Author: Ron Graham


Stuff About Greek
—Including the alphabet occasionally refers to Greek words because the New Testament was written in Greek —not classical Greek, nor modern Greek, but the Greek commonly spoken around the world in the time of Christ and the early church.

The following table gives you the names, approximate sounds, and shapes of the letters of the Greek alphabet.

alpha a α Alpha Α
beta b β Beta Β
gamma g γ Gamma Γ
delta d δ Delta Δ
epsilon e ε Epsilon Ε
zeta z ζ Zeta Ζ
eta eeη Eta Η
theta thθ Theta Θ
iota i ι Iota Ι
kappa k κ Kappa Κ
lambda l λ Lambda Λ
mu m μ Mu Μ
nu n ν Nu Ν
xi x ξ Xi Ξ
omicron o ο Omicron Ο
pi p π Pi Π
rho r ρ Rho Ρ
sigma s σ ς Sigma Σ
tau t τ Tau Τ
upsilon u υ Upsilon Υ
phi phφ Phi Φ
chi chχ Chi Χ
psi psψ Psi Ψ
omega ooω Omega Ω

Translators provide the meaning of the Greek to us by way of our own language. And reference books by Greek experts help us research the Greek even though we ourselves may not be schooled in it. To use books such as Strong’s Concordance and Wigram’s Englishman’s Greek Concordance, one needs to know the Greek alphabet.
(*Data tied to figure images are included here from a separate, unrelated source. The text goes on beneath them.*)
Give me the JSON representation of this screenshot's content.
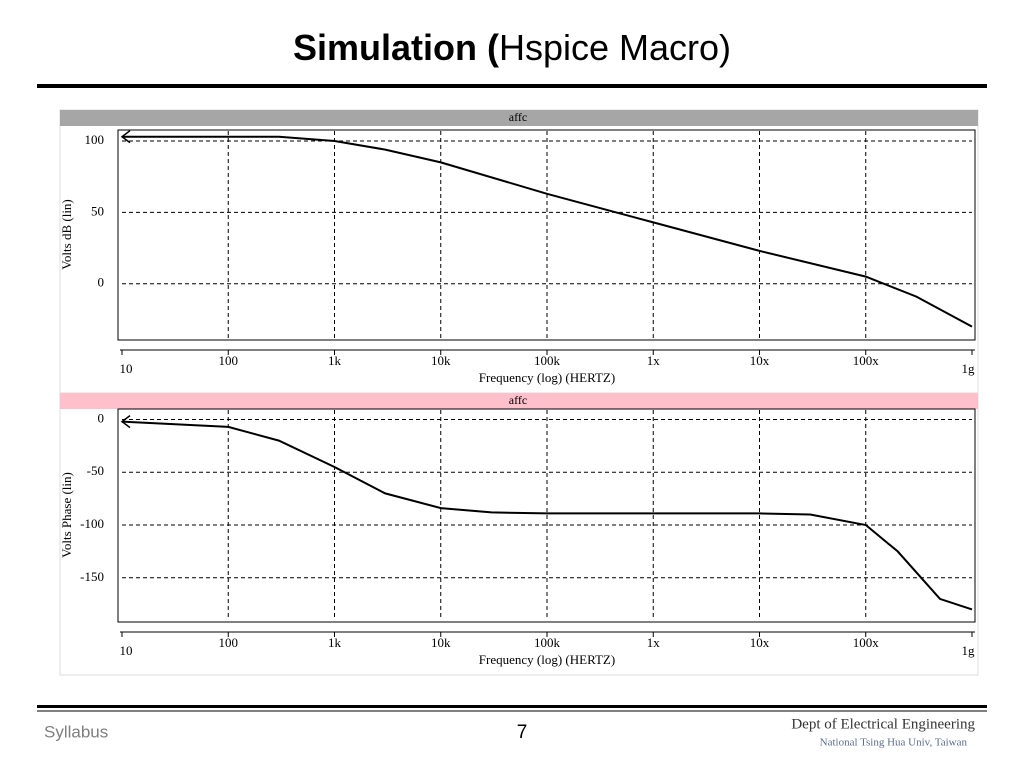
{
  "slide": {
    "title_bold": "Simulation (",
    "title_rest": "Hspice Macro)",
    "footer_left": "Syllabus",
    "page": "7",
    "dept": "Dept of Electrical Engineering",
    "univ": "National Tsing Hua Univ, Taiwan"
  },
  "chart_data": [
    {
      "type": "line",
      "title": "affc",
      "y_label": "Volts dB (lin)",
      "x_label": "Frequency (log) (HERTZ)",
      "xscale": "log",
      "grid": true,
      "header_color": "#a6a6a6",
      "x": [
        10,
        100,
        300,
        1000,
        3000,
        10000,
        100000,
        1000000,
        10000000,
        100000000,
        300000000,
        1000000000
      ],
      "series": [
        {
          "name": "affc",
          "color": "#000000",
          "values": [
            103,
            103,
            103,
            100,
            94,
            85,
            63,
            43,
            23,
            5,
            -9,
            -30
          ]
        }
      ],
      "xlim": [
        10,
        1000000000
      ],
      "xticks": [
        10,
        100,
        {
          "value": 1000,
          "label": "1k"
        },
        {
          "value": 10000,
          "label": "10k"
        },
        {
          "value": 100000,
          "label": "100k"
        },
        {
          "value": 1000000,
          "label": "1x"
        },
        {
          "value": 10000000,
          "label": "10x"
        },
        {
          "value": 100000000,
          "label": "100x"
        },
        {
          "value": 1000000000,
          "label": "1g"
        }
      ],
      "ylim": [
        -38,
        107
      ],
      "yticks": [
        0,
        50,
        100
      ]
    },
    {
      "type": "line",
      "title": "affc",
      "y_label": "Volts Phase (lin)",
      "x_label": "Frequency (log) (HERTZ)",
      "xscale": "log",
      "grid": true,
      "header_color": "#ffc0cb",
      "x": [
        10,
        100,
        300,
        1000,
        3000,
        10000,
        30000,
        100000,
        1000000,
        10000000,
        30000000,
        100000000,
        200000000,
        500000000,
        1000000000
      ],
      "series": [
        {
          "name": "affc",
          "color": "#000000",
          "values": [
            -2,
            -7,
            -20,
            -45,
            -70,
            -84,
            -88,
            -89,
            -89,
            -89,
            -90,
            -100,
            -125,
            -170,
            -180
          ]
        }
      ],
      "xlim": [
        10,
        1000000000
      ],
      "xticks": [
        10,
        100,
        {
          "value": 1000,
          "label": "1k"
        },
        {
          "value": 10000,
          "label": "10k"
        },
        {
          "value": 100000,
          "label": "100k"
        },
        {
          "value": 1000000,
          "label": "1x"
        },
        {
          "value": 10000000,
          "label": "10x"
        },
        {
          "value": 100000000,
          "label": "100x"
        },
        {
          "value": 1000000000,
          "label": "1g"
        }
      ],
      "ylim": [
        -190,
        9
      ],
      "yticks": [
        0,
        -50,
        -100,
        -150
      ]
    }
  ]
}
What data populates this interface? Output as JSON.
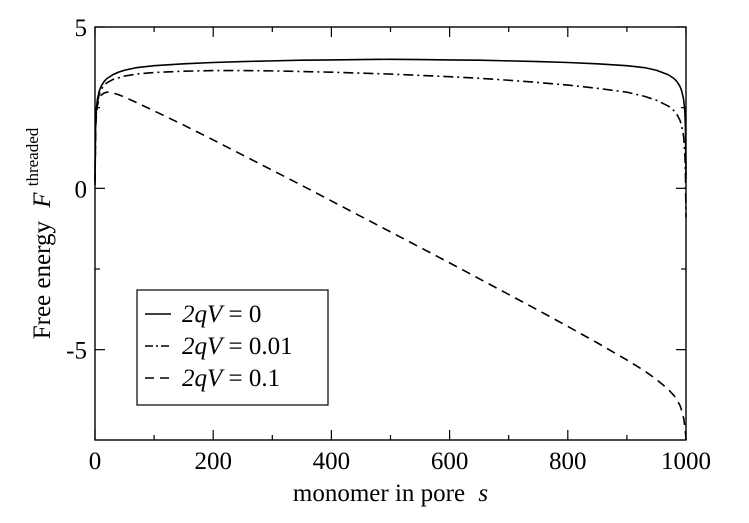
{
  "chart_data": {
    "type": "line",
    "xlabel": "monomer in pore",
    "xlabel_var": "s",
    "ylabel": "Free energy",
    "ylabel_var": "F",
    "ylabel_sup": "threaded",
    "xlim": [
      0,
      1000
    ],
    "ylim": [
      -7.8,
      5
    ],
    "xticks": [
      0,
      200,
      400,
      600,
      800,
      1000
    ],
    "yticks": [
      -5,
      0,
      5
    ],
    "minor_x_step": 100,
    "minor_y_step": 2.5,
    "grid": false,
    "legend_position": "bottom-left",
    "series": [
      {
        "name": "2qV = 0",
        "legend": {
          "var": "2qV",
          "eq": " = 0"
        },
        "dash": "solid",
        "color": "#000000",
        "x": [
          0,
          1,
          2,
          4,
          7,
          10,
          15,
          20,
          30,
          40,
          50,
          70,
          100,
          150,
          200,
          250,
          300,
          350,
          400,
          450,
          500,
          550,
          600,
          650,
          700,
          750,
          800,
          850,
          900,
          930,
          950,
          970,
          980,
          985,
          990,
          993,
          996,
          998,
          999,
          1000
        ],
        "y": [
          0.3,
          1.9,
          2.4,
          2.75,
          3.0,
          3.15,
          3.3,
          3.4,
          3.52,
          3.6,
          3.66,
          3.74,
          3.8,
          3.86,
          3.9,
          3.93,
          3.95,
          3.97,
          3.98,
          3.99,
          4.0,
          3.99,
          3.98,
          3.97,
          3.95,
          3.93,
          3.9,
          3.86,
          3.8,
          3.74,
          3.66,
          3.52,
          3.4,
          3.3,
          3.15,
          3.0,
          2.75,
          2.4,
          1.9,
          0.3
        ]
      },
      {
        "name": "2qV = 0.01",
        "legend": {
          "var": "2qV",
          "eq": " = 0.01"
        },
        "dash": "dashdot",
        "color": "#000000",
        "x": [
          0,
          1,
          2,
          4,
          7,
          10,
          15,
          20,
          30,
          50,
          70,
          100,
          150,
          200,
          250,
          300,
          350,
          400,
          450,
          500,
          550,
          600,
          650,
          700,
          750,
          800,
          850,
          900,
          930,
          950,
          970,
          980,
          985,
          990,
          993,
          996,
          998,
          999,
          1000
        ],
        "y": [
          0.2,
          1.8,
          2.3,
          2.65,
          2.9,
          3.05,
          3.18,
          3.27,
          3.37,
          3.48,
          3.54,
          3.59,
          3.63,
          3.65,
          3.65,
          3.64,
          3.62,
          3.6,
          3.57,
          3.54,
          3.5,
          3.46,
          3.41,
          3.35,
          3.28,
          3.2,
          3.1,
          2.98,
          2.85,
          2.73,
          2.55,
          2.4,
          2.28,
          2.1,
          1.9,
          1.6,
          1.1,
          0.5,
          -0.9
        ]
      },
      {
        "name": "2qV = 0.1",
        "legend": {
          "var": "2qV",
          "eq": " = 0.1"
        },
        "dash": "dashed",
        "color": "#000000",
        "x": [
          0,
          1,
          2,
          4,
          7,
          10,
          15,
          20,
          25,
          30,
          40,
          50,
          70,
          100,
          150,
          200,
          250,
          300,
          350,
          400,
          450,
          500,
          550,
          600,
          650,
          700,
          750,
          800,
          850,
          900,
          930,
          950,
          970,
          980,
          985,
          990,
          993,
          996,
          998,
          999,
          1000
        ],
        "y": [
          0.1,
          1.7,
          2.2,
          2.55,
          2.78,
          2.88,
          2.95,
          2.98,
          2.98,
          2.96,
          2.9,
          2.83,
          2.66,
          2.4,
          1.96,
          1.5,
          1.03,
          0.56,
          0.09,
          -0.39,
          -0.87,
          -1.35,
          -1.83,
          -2.31,
          -2.8,
          -3.29,
          -3.78,
          -4.28,
          -4.79,
          -5.32,
          -5.66,
          -5.92,
          -6.23,
          -6.43,
          -6.56,
          -6.74,
          -6.9,
          -7.12,
          -7.38,
          -7.56,
          -7.8
        ]
      }
    ]
  }
}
Simplified Greek presents Greek words in simplified form. Lots of important things that dangle around Greek words are missing —enclitics, breathings, accents, subscripts, and such. Don't worry if you don't know what these are. On the odd occasion when we refer to a Greek word, we will spell it without any of those trappings, just to keep things simple.

We'll treat a Greek word’s basic form, as a symbol of a cluster of related and derivative words. Greek changes the form of words a lot more than English. For example if the word suffer becomes suffering the basic word is still recognizable. However if pascho turns into pathein or patheematoon the basic word is obscured. So we would cite the basic form pascho rather than one of the declensions or other forms of the word.

Some Greek Quirks

Vowell Sounds: Eta is the long or double E, and has an "ee" or "eh" sound. Likewise omega is the long or double O, and has an "oo" or "oh" sound. There are also several dipthongs (two vowels combined) which sound pretty much as they look, and as you would assume they are pronounced.

Consonant Sounds: Chi is not pronounced as the ch in "chap" but as a Scot pronounces the ch in "loch". Gamma in front of other consonants has the "ng" sound as in the word "banging". Examples: Gamma doubled is like the ng in "ring". Gamma with kappa is like the nk in "plonk". Gamma with xi is like the nks in "links".

Shapes: Sigma is an S shape at the end of a word but an O shape within a word.